O governante atende ao pedido do acusador Mário Villarque pediu atrasos para evitar ser colocado na aplicação do edital no âmbito do caso de fraude em obras públicas.
A Casación lembrou que o confisco constitui uma medida penal baseada na condenação, e não uma ação civil compensatória, cujo objetivo é privar aqueles dos benefícios econômicos do crime e devolvê-los à sociedade.
“O confisco tornou-se um pilar indispensável da investigação criminal moderna, necessário para desmantelar as redes corruptas estabelecidas no Estado”, argumentaram os juízes.
Isso significa que o TOF é 2 permissão para prosseguir com a execução do ativocom os condenados não cumprir com resolução espontânea.
Processo de atraso, defesa O presidente pediu a quantidade proposta de justiça nem o raciocínio dos especialistas chegará a esse número. A este respeito, o promotor de Villar explicou que a soma foi uma resposta à “manipulação ilegal de processo de controle necessário e das sobretaxas na adjudicação de empreitadas de obras públicas.
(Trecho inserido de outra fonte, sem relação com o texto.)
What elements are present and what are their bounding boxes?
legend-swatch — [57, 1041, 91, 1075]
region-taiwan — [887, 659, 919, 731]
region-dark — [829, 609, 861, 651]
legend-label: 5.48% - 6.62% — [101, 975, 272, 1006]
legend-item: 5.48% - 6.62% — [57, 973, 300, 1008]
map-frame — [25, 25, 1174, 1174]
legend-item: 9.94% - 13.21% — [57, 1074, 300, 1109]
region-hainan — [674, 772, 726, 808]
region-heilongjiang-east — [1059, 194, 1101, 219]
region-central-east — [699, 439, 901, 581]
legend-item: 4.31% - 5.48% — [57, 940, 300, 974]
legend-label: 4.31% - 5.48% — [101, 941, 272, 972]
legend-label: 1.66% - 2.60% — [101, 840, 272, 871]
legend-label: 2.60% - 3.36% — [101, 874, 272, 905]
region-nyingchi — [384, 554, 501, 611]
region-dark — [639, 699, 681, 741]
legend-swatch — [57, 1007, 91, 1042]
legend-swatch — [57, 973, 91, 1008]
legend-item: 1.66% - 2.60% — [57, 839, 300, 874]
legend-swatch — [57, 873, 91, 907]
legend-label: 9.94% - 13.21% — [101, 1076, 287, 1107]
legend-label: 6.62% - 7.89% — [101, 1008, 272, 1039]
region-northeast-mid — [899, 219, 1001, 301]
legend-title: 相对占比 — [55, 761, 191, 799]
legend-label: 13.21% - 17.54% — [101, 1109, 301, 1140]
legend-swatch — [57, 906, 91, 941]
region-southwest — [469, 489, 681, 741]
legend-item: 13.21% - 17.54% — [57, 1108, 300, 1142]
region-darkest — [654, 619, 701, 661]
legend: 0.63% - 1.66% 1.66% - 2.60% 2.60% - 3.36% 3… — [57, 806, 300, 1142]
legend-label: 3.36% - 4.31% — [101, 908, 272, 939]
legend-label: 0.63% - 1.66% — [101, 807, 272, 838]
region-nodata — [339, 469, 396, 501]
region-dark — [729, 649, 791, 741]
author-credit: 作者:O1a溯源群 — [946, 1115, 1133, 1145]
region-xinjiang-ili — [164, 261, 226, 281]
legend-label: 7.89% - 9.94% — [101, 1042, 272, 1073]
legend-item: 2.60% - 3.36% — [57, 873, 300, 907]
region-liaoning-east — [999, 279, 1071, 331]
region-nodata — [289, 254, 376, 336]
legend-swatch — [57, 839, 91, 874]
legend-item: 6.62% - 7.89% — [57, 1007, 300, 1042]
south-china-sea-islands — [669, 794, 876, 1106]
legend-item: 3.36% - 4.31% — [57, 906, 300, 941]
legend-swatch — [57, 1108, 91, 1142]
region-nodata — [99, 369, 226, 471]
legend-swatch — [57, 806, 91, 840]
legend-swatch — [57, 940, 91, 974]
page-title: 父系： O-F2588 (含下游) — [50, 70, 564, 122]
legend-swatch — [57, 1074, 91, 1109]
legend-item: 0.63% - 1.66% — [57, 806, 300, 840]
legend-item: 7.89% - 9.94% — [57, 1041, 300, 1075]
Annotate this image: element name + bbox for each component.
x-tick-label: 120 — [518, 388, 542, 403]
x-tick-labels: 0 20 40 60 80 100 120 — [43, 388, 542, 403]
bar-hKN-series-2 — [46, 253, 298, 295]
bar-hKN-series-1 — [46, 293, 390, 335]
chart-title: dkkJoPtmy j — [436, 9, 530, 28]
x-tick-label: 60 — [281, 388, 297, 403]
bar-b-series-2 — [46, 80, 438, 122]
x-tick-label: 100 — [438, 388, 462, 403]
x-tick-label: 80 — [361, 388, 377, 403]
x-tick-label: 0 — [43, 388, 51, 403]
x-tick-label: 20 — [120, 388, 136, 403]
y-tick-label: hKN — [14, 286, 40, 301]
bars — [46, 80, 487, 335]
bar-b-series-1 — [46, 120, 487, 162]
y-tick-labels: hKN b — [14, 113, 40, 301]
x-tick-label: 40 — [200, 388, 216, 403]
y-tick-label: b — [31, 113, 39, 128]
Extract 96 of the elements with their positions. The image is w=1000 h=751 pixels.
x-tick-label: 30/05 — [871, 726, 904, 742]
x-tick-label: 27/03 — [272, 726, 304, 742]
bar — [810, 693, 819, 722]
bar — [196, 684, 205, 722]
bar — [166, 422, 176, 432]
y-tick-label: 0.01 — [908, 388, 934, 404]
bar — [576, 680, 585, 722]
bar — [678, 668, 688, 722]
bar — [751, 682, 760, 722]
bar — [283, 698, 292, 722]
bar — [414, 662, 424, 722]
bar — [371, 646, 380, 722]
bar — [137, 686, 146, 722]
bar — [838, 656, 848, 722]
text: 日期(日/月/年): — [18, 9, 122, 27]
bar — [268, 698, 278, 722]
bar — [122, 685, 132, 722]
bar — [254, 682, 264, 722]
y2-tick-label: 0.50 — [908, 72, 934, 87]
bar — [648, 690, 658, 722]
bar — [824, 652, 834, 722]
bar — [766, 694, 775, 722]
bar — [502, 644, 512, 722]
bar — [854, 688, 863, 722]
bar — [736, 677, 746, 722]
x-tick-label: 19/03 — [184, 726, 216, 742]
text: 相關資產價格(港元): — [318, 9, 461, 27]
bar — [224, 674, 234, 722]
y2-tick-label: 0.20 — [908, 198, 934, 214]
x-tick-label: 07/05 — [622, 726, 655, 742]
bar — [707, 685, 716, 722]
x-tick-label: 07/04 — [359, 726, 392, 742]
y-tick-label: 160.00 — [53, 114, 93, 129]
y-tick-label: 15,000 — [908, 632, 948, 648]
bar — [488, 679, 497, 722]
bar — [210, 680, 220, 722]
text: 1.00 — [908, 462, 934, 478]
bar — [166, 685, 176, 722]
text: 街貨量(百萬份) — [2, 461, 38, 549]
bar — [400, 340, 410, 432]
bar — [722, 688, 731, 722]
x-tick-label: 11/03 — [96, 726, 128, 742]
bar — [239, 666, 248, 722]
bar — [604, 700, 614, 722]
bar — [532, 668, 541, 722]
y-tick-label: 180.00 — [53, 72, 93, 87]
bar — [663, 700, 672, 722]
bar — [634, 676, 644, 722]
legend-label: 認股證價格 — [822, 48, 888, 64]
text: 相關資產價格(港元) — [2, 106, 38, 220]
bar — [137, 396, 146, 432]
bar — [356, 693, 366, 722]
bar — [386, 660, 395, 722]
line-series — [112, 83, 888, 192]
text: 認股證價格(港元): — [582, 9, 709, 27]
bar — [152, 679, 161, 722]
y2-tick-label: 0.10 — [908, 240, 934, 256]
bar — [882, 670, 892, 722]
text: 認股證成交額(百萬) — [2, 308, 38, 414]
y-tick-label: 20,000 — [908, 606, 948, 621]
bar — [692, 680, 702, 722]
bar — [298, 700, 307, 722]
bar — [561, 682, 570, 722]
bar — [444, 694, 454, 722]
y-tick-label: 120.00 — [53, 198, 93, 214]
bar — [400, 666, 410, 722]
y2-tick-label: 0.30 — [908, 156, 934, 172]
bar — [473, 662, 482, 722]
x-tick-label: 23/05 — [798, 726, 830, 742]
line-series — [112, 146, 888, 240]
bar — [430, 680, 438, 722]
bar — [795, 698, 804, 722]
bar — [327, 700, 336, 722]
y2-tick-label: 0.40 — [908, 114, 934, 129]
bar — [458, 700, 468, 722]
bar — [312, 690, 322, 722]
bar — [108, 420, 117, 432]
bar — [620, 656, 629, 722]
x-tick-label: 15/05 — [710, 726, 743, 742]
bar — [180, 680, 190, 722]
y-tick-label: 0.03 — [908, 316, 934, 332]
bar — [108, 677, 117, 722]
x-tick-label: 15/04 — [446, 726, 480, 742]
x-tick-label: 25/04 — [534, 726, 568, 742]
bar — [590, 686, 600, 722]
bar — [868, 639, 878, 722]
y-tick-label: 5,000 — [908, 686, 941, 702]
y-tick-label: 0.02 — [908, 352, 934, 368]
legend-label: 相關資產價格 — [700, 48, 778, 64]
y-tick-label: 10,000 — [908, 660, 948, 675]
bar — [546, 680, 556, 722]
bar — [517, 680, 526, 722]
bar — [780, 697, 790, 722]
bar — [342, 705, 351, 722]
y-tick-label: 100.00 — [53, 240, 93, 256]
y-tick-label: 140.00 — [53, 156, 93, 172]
“Todas as circunstâncias que surgiram desde a investigação, a prova e a revisão até que a autoridade decidisse o caso, tudo dentro das regras de investigação”, acrescentou o procurador a este respeito.
O promotor afirmou ainda que o pedido de CFK para prosseguir com o caso se baseava na jurisdição civil e comercial Um erro de razãojá que a publicação não equivale a indenização ou civil, mas é um instrumento do Estado para recuperar coisas com ligações ilegais.
A publicidade, explicou o representante do Ministério Público, é “um instrumento pelo qual o Estado foi utilizado para obter atividades ilícitas ou resultantes de lucros ou ganhos”.
Neste contexto, Villar afirmou que o processo deveria permanecer na esfera penal de Comodoro Py, e agora Casación concordou com ele.